La pensée décortiquée
Je termine ma visite par une séance de réalité virtuelle. Je suis dans l’eau, face à deux palmiers et une voix off m’incite à faire attention (tiens tiens…) à un tas de comportements et d’éventualités. Avec cette expérience numérique, Lucie Conjard, David Alexandre Chanel et Frédéric Raventin veulent nos donner l’occasion de repenser la pensée : vaste programme…

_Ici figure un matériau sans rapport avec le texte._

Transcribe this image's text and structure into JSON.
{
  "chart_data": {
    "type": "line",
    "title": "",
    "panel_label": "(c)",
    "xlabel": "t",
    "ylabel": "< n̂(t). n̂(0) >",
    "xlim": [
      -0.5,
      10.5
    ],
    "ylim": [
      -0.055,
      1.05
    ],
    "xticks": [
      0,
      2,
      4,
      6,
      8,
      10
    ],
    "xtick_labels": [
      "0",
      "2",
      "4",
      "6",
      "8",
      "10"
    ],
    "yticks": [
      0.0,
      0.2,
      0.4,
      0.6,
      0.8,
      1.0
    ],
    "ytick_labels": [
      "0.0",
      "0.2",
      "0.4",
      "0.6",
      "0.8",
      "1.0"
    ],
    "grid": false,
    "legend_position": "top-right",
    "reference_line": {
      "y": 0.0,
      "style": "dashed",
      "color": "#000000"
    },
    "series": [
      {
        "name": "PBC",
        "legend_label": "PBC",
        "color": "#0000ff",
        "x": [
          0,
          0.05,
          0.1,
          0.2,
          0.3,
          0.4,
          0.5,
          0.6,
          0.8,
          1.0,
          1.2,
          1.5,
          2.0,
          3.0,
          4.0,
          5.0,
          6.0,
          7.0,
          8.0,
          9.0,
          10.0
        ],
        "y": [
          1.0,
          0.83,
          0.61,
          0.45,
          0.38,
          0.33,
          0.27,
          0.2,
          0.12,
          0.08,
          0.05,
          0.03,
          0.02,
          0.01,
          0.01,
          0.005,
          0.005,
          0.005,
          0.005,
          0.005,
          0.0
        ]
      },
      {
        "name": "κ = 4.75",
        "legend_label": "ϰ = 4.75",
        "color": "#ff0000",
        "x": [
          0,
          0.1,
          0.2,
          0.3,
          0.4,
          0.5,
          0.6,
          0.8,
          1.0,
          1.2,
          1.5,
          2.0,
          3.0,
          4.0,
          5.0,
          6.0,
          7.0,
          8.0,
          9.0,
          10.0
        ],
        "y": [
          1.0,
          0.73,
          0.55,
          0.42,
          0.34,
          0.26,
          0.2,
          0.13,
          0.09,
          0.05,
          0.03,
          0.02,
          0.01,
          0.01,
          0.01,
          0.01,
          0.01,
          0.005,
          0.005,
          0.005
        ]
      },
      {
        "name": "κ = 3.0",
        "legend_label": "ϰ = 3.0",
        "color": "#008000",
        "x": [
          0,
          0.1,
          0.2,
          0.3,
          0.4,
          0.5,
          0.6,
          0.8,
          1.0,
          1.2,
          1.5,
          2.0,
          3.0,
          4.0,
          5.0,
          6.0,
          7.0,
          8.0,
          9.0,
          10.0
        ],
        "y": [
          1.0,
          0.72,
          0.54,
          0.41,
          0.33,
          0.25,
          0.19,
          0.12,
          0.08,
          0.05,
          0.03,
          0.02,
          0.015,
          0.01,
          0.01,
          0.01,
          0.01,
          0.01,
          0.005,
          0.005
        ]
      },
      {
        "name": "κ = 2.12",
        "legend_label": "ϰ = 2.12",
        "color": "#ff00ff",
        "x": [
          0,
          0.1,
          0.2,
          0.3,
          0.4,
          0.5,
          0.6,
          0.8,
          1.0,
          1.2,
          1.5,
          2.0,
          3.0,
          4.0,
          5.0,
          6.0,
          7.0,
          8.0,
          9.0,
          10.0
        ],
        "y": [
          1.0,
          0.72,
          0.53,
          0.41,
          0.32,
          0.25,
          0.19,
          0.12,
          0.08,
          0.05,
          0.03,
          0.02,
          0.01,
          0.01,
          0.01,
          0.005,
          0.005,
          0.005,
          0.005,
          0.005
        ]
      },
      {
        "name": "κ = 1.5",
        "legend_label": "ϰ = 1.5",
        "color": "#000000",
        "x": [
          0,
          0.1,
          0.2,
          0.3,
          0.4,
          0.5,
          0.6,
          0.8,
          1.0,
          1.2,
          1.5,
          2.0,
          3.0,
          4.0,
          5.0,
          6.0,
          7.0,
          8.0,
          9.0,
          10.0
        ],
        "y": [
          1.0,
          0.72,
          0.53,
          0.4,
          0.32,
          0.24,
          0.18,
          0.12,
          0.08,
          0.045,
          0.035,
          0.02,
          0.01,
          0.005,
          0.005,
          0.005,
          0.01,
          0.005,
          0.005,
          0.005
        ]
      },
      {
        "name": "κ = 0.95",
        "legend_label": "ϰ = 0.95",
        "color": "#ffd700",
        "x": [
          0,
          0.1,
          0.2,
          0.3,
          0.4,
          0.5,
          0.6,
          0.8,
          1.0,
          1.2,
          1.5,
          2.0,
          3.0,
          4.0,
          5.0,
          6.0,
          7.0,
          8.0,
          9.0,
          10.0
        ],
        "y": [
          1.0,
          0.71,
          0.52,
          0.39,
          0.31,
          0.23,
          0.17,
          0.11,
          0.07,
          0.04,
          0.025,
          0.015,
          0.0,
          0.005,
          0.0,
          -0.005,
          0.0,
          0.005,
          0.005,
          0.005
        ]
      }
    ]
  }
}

Je suis ravi d’avoir vu cette exposition, preuve que l’art et les nouvelles technologies peuvent très bien se marier et avoir de beaux enfants surprenants. Toutes les machines que nous fabriquons tissent des liens avec nos neurones. Elles nous aident et nous menacent, les fantasmes vont bon train. Cette présentation a le mérite de nous pousser à plus de concentration et d’attention vis-à-vis des machines. Et si vous avez besoin d’être rassuré, retenez cette phrase de Frédéric Ravatin, le scénographe de cette exposition : « Le drame de l’intelligence artificielle, c’est qu’elle n’a pas de liberté ». Alors, on a moins peur ? Cette présentation « Attention intelligences » est un régal pour l’esprit et les yeux. De plus, elle vous pousse à créer des liens avec vous-même. Pour comprendre comment se comporter avec les robots, il vaut mieux par commencer par savoir comment ça se passe dans nos têtes… Ne ratez pas cette exposition, et jouez le jeu…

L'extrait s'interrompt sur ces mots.